When you spend time writing your resume and facing this obstacle, it can be a challenge of re-framing your resume messaging. Rewrite your resume to focus on skills the new industry might be looking for. This can take some work, but identify what you think the hiring manager might be looking for. Highlight those attributes you overlap with. Spend time talking about how those skills & traits helped you achieve good results and lead to quality performance.
Quick Tip: If this is the boat you’re sitting in…you are in good company. Don’t let this be headtrash to keep you from applying.
Companies are searching for individuals who are coachable. Rarely do they require an exact degree. Hiring managers like to see candidates applying for their job who have the right work either, some relative experience where they feel confident you can get the tasks completed, but most of the time they look for who is moldable. Here at LocalWork.com we hire the smile. It is something very important to our company culture.
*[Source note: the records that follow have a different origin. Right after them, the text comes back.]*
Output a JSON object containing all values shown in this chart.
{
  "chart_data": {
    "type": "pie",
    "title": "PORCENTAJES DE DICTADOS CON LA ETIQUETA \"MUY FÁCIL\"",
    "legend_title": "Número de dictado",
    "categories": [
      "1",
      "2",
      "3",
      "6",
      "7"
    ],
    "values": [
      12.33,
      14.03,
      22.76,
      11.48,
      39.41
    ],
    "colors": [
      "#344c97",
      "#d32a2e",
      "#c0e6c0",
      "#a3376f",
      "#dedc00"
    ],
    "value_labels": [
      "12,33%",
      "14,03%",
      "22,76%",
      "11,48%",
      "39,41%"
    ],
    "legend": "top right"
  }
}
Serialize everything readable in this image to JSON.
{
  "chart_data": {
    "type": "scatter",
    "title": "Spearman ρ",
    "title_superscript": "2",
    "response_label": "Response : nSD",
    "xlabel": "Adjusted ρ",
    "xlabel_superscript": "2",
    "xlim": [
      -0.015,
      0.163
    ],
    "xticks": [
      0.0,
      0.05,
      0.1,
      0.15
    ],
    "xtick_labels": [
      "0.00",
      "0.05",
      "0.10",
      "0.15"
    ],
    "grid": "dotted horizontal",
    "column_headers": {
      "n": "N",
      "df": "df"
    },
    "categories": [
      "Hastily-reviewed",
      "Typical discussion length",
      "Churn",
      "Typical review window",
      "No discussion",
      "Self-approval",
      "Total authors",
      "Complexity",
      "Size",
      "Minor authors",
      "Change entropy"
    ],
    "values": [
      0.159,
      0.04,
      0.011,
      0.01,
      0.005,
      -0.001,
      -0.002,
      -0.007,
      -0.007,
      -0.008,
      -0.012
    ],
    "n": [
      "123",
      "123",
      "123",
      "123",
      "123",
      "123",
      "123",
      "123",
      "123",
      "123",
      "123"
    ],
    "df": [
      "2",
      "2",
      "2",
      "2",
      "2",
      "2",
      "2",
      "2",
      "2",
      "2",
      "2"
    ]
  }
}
Tony Hsieh, found of Zappos says in his book Delivering Happiness, “We’ve rejected many talented people who we know would have made an immediate impact on our top or bottom line. Because culture is our number one priority, we’re willing to give up short-term profits or revenue growth to make sure we have the best culture. ”
This should resinate with all of you. When you focus on your ability to be taught, contribute to company culture, you can help overcome the college degree mismatch.
Quick Tip: Always include a “Reason For Leaving” next to each position with a concise but sufficient explanation of why you left.
Unfortunately this is a problem that makes many hiring managers hesitant when recruiting. Companies are always trying to lower their attrition level of employees which helps minimize expenses on training, staffing and recruiting. If they see a pattern of leaving quickly, they might jump to conclusions about your ability to work through tough times. Every job has them, they need to hire people who can deal with it.
Some resume coaches may even encourage you to leave off your resume a job or two which you worked at for less than 3 months. This does not mean lie about it, this means not highlighting it on your resume, but if asked during your interview, be honest about it.